Elections, schools and coronavirus

At the start of coronavirus testing, the drive-thru site was in front of the actual Health Department office on Pageant Lane. But as traffic increased, it became necessary to move it to the other side of the Veterans Plaza parking lot, to Civic Hall.

With the start of early voting, on July 16 it was moved to Richview Middle School. But school will re-open soon, and Richview needs to be prepared for students. Early voting will end Saturday, Aug. 1, but another round of early voting — for the November election — is coming up Oct. 13-29.

To prevent the site from having to bounce around again, a more stable location was needed.
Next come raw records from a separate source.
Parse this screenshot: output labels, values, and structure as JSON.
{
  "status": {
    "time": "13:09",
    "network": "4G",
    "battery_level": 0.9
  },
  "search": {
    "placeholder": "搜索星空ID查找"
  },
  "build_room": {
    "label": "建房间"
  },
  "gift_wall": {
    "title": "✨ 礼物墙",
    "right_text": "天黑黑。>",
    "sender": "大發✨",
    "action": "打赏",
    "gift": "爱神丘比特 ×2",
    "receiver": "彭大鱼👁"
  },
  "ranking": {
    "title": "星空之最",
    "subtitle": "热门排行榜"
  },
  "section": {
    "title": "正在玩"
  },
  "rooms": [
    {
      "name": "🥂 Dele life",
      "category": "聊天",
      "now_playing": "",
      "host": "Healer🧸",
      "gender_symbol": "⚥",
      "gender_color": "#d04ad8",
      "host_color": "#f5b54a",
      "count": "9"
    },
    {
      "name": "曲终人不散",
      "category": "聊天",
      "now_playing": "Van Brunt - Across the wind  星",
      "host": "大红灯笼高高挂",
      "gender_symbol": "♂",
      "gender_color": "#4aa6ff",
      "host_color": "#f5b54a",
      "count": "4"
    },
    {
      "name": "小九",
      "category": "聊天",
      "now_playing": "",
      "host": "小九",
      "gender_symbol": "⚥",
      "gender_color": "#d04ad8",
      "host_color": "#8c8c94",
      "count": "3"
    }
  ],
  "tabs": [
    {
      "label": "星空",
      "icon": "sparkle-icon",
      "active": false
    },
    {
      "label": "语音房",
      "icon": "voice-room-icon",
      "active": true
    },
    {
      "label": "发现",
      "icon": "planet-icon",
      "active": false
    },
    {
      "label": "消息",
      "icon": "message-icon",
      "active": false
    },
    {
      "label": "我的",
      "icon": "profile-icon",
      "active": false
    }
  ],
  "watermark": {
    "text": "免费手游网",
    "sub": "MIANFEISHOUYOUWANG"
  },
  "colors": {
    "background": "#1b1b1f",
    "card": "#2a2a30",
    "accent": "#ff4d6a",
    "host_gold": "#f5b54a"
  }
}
Smith said he consulted with Montgomery County Mayor Jim Durrett and Clarksville Mayor Joe Pitts on various parks that would have the parking lot and indoor facilities to accommodate testing, without testing interfering with daytime activities. After discussing several options, they landed on Civitan, which isn’t used as much as the other parks in morning hours during the school year.

Signage will be posted, and police and deputies will help direct visitors to the testing area.

Testing ‘like a pit crew’

While some people have been upset about long lines to get tested, Smith said their operation is very efficient, considering what they’re doing.

During the five hours of testing, which Smith looks at as 300 minutes, they have it down to 200 cars.

Some cars have one person being tested, some have a family of four, but Smith said they consistently manage to handle 200 cars each day.

“If 200 cars are lined up, we finish right on 12 (noon) so they can do that administrative work on the back end,” Smith said.

This means the Health Department is testing 10 cars every 15 minutes, or 1 car every 90 seconds.

“It’s like a pit crew,” he said.

But the bigger delay is happening with the time it takes for tests to come back, taking up to eight days, as 95 counties send tests in to state and private labs.

“They don’t have it down to a 90-second pit crew the way we do,” he said.

Getting tested

The COVID-19 testing site at Richview Middle, 2350 Memorial Drive, remains open through Friday, July 31, from 9 a.m. to noon each weekday. Testing moves to Civitan Park, 650 Bellamy Lane, starting Monday, Aug. 3.